Frankly, I don't know how many more ways I can make this overarching point, or reframe the discussion: What do y'all think we ought to do, then, and how to go about getting it DONE? Is "Wait 'til the end of the season" the soul answer that can be offered, period--"...and here are all the 'reasons' why..." ? Are you really saying then that "waiting" is the best choice? And if it isn't, just putting all the "problems that might arise" aside for a moment, what do you think we could do? How bout we worry about "the problems and pitfalls" to be overcome AFTER hearing some "ideal alternatives", if you like? 'Cause so far, there's been a lot of "Don't even THINK about anything but waiting" from certain quarters, and a host of obstructions, red herrings and exaggerated reasons any thought of doing anything else strewn in the path of even beginning such discussion. It's weird, and frustrating, NOT what we DO here, normally--but if EVERYONE here truly wants to drop any consideration of SOLUTIONS, actually beginning to consider, eventually even suggest ways to FIX our broken team and program, then I AM on my own here, and I'll just drop it.
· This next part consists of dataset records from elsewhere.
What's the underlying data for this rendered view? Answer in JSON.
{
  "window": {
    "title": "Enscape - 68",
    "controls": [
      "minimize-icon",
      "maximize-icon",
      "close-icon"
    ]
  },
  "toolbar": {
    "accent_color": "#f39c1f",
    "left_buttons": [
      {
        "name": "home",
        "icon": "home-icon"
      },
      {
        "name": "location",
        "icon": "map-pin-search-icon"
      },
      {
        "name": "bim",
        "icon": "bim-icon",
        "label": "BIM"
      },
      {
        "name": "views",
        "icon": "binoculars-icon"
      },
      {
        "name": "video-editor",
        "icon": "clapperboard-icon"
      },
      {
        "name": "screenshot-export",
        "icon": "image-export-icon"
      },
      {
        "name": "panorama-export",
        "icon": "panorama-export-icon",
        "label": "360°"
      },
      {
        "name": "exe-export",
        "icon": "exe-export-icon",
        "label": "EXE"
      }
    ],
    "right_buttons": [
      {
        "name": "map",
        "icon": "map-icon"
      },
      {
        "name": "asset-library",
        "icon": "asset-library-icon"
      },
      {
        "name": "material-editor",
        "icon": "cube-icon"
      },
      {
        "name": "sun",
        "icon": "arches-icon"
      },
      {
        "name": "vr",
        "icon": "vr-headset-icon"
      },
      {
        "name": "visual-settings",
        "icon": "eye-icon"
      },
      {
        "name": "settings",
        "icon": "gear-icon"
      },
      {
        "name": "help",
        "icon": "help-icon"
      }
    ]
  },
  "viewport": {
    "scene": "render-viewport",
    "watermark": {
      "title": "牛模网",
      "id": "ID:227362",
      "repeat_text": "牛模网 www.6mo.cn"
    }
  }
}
Doesn't leave much for us to do here, though--unless moaning together over the sad displays ahead is now to be our sole reason for being here, having this site. Not that THAT doesn't have some cathartic, psychological value--but it's a pretty "one-note" tune, know what I'm saying? Personally I expect and require more--from myself and all of you. Am I wrong, way off-the-mark, to think so?
 

Escambia94

Aerospace Cubicle Engineer (ACE)
Moderator
All we can do is moan and complain, at least until Muschamp is fired next month.
 

Escambia94

Aerospace Cubicle Engineer (ACE)
Moderator
One Muschamp press conference down, 4 more to go. This time he wanted us to feel sorry for his family. A small part of me feels sorry for him, but a large part of me is actually angry at his inability to translate off field success to on field success.